Hermawi menambahkan, hal itu akan sangat berpengaruh pada kekuatan SBY dan partai Demokrat di pemilihan 2014 . Bagi dia, memang untuk menentukan pemimpin tidak lagi berpatokan pada persoalaan etnitas, namun pandangan publik terhadap kepemimpinan SBY yang sudah absen terhadap keamanan masyarakat sangatlah sulit untuk mendongkrak popularitas SBY dan partainya. "Memilih pemimpin memang tidak melihat etnisnya, tapi jika melihat kekecewaan rakyat dan absenya negara dalam melindungi rakyatnya dalam persitiwa-peristiwa yang menyangkut keamanan saya menduga SBY tidak sudah tidak bisa lagi," imbuhnya. "Saya duga kekuatan SBY di 2014 jauh akan lebih kecil dari sekarang, karena kekecewaan orang dalam kehidupan berbangsa dan bernegara," pungkasnya.
·         Rakyat Miskin
Tolok ukur angka kemiskinan rakyat bisa di jadikan acuan, apakah kesejahteraan rakyat Indonesia semakin membaik atau malah semakin menurun. Namun secara kasat mata bagi seorang awam seperti saya, melihat taraf kesejahteraan rakyat sebenarnya sangat mudah sekali yaitu dengan cara melihat seberapa banyak kaum dhuafa (pengemis ) di lampu merah. Tentu saja penilaian ini subjektif, karena menurut para ahli justifikasi, orang meminta minta di lampu merah itu karena mereka malas. Its oke man, but pertanyaan yang timbul kemudian mengapa mereka terpapar dan terhampar di wilayah itu.

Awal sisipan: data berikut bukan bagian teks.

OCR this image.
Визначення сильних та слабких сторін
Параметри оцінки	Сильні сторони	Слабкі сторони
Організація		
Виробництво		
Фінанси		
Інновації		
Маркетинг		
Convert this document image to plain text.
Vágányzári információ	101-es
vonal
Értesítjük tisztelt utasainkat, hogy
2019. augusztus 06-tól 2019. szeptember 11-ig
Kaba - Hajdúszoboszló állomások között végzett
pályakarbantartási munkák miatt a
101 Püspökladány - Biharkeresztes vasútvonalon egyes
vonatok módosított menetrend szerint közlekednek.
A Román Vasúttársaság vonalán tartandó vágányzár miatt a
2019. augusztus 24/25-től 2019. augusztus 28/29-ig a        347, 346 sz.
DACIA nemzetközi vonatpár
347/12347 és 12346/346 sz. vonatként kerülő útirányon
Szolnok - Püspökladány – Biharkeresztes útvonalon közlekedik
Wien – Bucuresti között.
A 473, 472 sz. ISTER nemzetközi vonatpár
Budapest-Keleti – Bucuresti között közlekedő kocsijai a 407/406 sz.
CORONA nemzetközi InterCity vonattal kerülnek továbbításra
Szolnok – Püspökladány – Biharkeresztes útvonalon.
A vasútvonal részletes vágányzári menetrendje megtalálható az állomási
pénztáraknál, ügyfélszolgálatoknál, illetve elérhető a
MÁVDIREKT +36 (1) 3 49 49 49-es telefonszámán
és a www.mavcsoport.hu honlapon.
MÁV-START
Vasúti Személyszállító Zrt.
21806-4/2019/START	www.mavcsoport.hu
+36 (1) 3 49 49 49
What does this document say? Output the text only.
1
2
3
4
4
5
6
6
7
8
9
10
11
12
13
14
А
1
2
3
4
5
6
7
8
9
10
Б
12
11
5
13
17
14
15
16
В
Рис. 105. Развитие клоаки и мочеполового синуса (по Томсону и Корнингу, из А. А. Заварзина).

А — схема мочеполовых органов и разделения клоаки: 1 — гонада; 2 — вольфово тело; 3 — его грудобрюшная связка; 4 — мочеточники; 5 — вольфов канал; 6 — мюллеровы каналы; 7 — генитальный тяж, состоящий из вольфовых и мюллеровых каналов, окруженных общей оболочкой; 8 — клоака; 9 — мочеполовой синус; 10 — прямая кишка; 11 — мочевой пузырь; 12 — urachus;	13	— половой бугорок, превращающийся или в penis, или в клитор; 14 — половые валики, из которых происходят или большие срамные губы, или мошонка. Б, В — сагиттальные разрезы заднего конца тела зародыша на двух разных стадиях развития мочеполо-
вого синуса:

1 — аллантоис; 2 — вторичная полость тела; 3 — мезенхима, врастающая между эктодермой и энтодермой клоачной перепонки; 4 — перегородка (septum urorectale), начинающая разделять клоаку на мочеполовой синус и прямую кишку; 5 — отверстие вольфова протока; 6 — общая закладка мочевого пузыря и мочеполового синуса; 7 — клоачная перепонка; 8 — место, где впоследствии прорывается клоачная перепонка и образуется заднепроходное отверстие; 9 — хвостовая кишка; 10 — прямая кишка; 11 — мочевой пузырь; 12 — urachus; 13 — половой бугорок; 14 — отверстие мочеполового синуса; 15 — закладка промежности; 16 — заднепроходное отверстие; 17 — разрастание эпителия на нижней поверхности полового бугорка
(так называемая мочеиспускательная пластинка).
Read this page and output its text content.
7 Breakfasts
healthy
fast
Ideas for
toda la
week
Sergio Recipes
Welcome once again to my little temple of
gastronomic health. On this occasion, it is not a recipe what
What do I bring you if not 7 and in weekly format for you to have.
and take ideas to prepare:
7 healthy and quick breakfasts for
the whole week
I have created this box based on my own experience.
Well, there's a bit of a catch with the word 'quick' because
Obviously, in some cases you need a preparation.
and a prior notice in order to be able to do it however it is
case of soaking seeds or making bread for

Inilah namanya kemiskinan struktural. Pemerintah seharusnya mampu menciptakan lapangan kerja sebanyak banyaknya sehingga tidak ada lagi kaum peminta minta di jalanan. Memang ada beberapa kota di Indonesia yang berhasil meningkatkan kesejahterakan masyarakatnya bila kita menggunakan indikator pengemis di lampu merah. Secara riel indikator ini benar, karena tersedianya lapangan kerja yang banyak akan menyebabkan warga mendapat penghasilan dalam menjamin kehidupannya sehari hari.